La place de Verdun aurait tenu quelque temps encore après le bombardement, si la nouvelle de la capitulation de Metz n’eût rendu désormais tous les efforts inutiles. En quelques jours les Prussiens allaient accumuler sur les bords de la Meuse une artillerie écrasante, et en quelques heures, de tous les points élevés qu’ils occupaient, foudroyer la ville. Les habitans ne demandaient pas néanmoins qu’on renonçât à la lutte, ils étaient prêts à tous les sacrifices ; mais le général Guérin de Waldersbach voulut leur épargner des souffrances sans résultats, obtenir surtout, lorsqu’il en était temps encore, des conditions qu’on lui eût refusées sur les ruines de la place. Il capitula donc, le 7 novembre, devant 15,000 ennemis, 2,000 artilleurs et 140 pièces de gros calibre, mais en stipulant par une clause expresse, qui n’avait été acceptée ni à Toul ni à Strasbourg, que tout le matériel de guerre contenu dans la ville, les canons, les chevaux, les équipages de l’armée, les munitions, les approvisionnemens de toute espèce, seraient rendus à la France après la conclusion de la paix. Aujourd’hui encore nos pièces restent sur les remparts, nos fusils dans les arsenaux, nos poudres dans les magasins ; nous retrouverons après le départ de l’ennemi ce que la guerre ne nous avait enlevé que pour un temps. Ailleurs l’Allemagne a tout pris, emporté ce qui lui convenait, vendu ce qu’elle ne pouvait emporter, vidé les casernes et tous les établissemens militaires, arraché jusqu’aux serrures des portes, jusqu’aux ferremens des fenêtres, jusqu’aux anneaux scellés dans les murs.

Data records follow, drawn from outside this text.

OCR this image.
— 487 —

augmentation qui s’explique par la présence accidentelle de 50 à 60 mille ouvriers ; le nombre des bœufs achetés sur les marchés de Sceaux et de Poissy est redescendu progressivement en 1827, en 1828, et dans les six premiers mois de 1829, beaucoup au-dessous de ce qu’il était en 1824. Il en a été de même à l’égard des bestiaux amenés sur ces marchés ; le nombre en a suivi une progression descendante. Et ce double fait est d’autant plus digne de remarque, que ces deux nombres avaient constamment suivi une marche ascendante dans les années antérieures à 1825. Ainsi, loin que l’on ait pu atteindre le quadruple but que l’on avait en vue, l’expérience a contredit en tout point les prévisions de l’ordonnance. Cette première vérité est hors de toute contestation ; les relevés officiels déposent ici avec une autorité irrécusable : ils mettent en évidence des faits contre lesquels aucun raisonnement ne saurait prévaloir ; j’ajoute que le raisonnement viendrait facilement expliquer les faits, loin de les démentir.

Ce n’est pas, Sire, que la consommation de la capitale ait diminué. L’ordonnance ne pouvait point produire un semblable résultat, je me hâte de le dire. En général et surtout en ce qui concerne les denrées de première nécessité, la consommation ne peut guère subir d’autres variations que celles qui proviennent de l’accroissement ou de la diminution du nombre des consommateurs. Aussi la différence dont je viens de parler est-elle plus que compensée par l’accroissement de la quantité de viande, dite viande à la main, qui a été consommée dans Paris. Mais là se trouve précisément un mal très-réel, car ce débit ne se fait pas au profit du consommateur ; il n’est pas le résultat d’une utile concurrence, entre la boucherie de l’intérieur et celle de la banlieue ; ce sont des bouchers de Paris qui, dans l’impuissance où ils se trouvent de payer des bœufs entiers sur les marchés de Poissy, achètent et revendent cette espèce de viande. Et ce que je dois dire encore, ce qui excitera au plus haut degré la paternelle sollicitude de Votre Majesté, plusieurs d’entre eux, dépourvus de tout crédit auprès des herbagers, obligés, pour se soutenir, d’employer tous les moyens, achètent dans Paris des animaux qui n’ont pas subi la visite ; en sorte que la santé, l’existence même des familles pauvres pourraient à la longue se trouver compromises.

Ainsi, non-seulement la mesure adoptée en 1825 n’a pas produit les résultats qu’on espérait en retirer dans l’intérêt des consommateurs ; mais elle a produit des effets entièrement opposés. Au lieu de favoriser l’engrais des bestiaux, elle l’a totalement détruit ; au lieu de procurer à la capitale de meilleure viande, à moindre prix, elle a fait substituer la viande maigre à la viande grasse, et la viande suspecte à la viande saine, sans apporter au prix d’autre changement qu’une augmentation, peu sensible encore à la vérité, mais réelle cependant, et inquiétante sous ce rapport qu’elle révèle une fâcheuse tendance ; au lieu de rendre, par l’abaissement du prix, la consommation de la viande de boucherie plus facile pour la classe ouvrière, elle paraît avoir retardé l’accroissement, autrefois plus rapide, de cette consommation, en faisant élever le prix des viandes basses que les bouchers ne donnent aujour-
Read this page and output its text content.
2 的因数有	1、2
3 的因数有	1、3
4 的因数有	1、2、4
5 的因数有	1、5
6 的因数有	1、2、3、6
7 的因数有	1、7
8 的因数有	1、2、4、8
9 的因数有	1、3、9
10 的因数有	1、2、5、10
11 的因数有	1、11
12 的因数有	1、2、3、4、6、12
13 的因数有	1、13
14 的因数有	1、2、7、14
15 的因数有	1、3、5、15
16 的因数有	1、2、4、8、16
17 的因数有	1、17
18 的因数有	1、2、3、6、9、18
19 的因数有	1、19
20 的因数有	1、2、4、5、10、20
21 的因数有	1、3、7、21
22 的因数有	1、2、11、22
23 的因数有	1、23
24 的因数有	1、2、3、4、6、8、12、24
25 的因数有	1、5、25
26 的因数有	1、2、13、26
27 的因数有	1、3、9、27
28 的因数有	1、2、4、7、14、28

Valait-il mieux prolonger la lutte et tout détruire avant de se rendre, afin de ne laisser à l’adversaire aucun butin ? Valait-il mieux tout sauver, ainsi que le fit le général Guérin de Waldersbach ? Les juges militaires en décideront ; à eux seuls de prononcer sur ce qu’exige le respect de la loi, sur ce que commande le devoir du soldat. On a simplement voulu rappeler ici la communauté d’efforts des habitans et de la garnison, l’énergie avec laquelle chacun s’est défendu, tant que les chefs ont jugé utile de continuer la défense, le dévoûment de la population, qui n’a refusé aucun sacrifice, qui était prête à en accepter de nouveaux, qui se résignait d’avance au plus terrible des bombardemens, à la ruine, à la mort, lorsque la capitulation fut signée. Au milieu des épreuves qu’elle traverse, la Lorraine conserve le droit de se dire qu’elle n’est point restée au-dessous de ce que la France attendait de son patriotisme, et que, si la fortune lui est aujourd’hui contraire, son courage, sa patience, sa dignité dans le malheur méritaient un meilleur sort.


A. MÉZIÈRES.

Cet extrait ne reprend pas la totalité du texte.